Est-ce pour autant un gage de vérité? Même si en certaines époques des consensus se dégagent, ils ne sont en rien garants de la pertinence des recommandations qui leur sont associées. Mais une pensée dominante doit être prise au sérieux. C'est pourquoi, nous avons vraiment tenté de mettre en lumière l'influence des structures et des institutions sur les performances en matière d'emploi et de chômage dans les différents pays étudiés. Nous voulions à la fois comprendre les raisons du succès de certains d'entre eux, en même temps que donner toutes ses chances à la thèse structurelle si bien défendue par l'OCDE. Se pourrait-il que cette thèse ne soit assise sur aucune base empirique solide? Ce qui frappe dans le discours structurel sur le chômage, c'est la distance, pour ne pas dire l'abîme, qui sépare la certitude des recommandations et la fragilité des données qui les fondent.

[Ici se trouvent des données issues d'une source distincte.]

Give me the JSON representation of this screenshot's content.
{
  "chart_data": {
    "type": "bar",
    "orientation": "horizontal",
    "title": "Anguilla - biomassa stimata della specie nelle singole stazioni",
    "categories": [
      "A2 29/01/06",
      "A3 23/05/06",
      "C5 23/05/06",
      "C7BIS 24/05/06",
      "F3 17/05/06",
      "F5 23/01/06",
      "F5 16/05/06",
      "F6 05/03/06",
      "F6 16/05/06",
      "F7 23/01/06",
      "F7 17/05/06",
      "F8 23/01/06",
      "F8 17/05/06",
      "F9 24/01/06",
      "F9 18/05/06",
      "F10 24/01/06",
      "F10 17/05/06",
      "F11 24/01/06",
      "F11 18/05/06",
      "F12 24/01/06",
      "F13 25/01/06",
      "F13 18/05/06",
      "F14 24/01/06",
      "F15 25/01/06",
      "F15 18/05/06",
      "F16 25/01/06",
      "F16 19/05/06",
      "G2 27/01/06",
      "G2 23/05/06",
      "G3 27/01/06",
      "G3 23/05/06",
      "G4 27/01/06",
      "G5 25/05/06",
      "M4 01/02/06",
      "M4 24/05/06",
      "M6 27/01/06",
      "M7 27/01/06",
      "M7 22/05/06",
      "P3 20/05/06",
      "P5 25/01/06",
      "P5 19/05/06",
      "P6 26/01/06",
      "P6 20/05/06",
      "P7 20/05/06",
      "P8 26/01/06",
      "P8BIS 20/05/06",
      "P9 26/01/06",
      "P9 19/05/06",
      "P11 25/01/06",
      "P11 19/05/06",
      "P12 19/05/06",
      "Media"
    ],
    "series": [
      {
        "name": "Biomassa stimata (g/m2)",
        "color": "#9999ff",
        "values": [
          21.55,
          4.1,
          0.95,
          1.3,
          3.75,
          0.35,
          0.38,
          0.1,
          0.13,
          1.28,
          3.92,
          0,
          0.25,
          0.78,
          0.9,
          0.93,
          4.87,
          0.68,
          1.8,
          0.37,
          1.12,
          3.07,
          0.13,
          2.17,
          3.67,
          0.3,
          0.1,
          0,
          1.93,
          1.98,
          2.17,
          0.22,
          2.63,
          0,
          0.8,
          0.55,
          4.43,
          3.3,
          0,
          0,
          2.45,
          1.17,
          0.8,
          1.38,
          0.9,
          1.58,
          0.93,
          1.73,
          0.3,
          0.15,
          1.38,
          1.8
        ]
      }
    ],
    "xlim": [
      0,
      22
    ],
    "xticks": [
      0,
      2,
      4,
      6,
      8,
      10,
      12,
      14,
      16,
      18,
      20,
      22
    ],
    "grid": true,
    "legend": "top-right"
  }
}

Or l'observation révèle que la situation des pays au regard du chômage est d'une grande diversité. Cette diversité est multidimensionnelle puisqu'elle concerne à la fois le niveau et l'histoire du chômage, sa structure, les systèmes de protection sociale et les modes de fonctionnement du marché du travail. La persistance du chômage de masse en Europe produit un certain désarroi intellectuel qui conduit fréquemment à ériger en modèle l'expérience d'autres pays. C'est ainsi notamment que les Français auraient gagné à être, tour à tour, Suédois dans les années 1970, Allemands dans les années 1980, Anglo-saxons ou Hollandais dans les années 1990et à redevenir Français depuis quelques mois! C'est dire que le palmarès des réussites de pays évolue au cours du temps, et que les pays phares d'une décennie peuvent se retrouver relégués parmi les échecs de la décennie suivante. Car chaque expérience de pays est singulière: elle s'inscrit dans une tradition, une culture, un système anthropologique spécifiques. Elle est comme un précipité qui résulte de la combinaison d'éléments chimiquement purs dont le nombre, la qualité et la pondération sont déterminés par l'histoire du pays. Importer l'un de ces éléments, pour le mélanger à d'autres, provenant d'une histoire différente, ne pourra jamais donner le même précipité.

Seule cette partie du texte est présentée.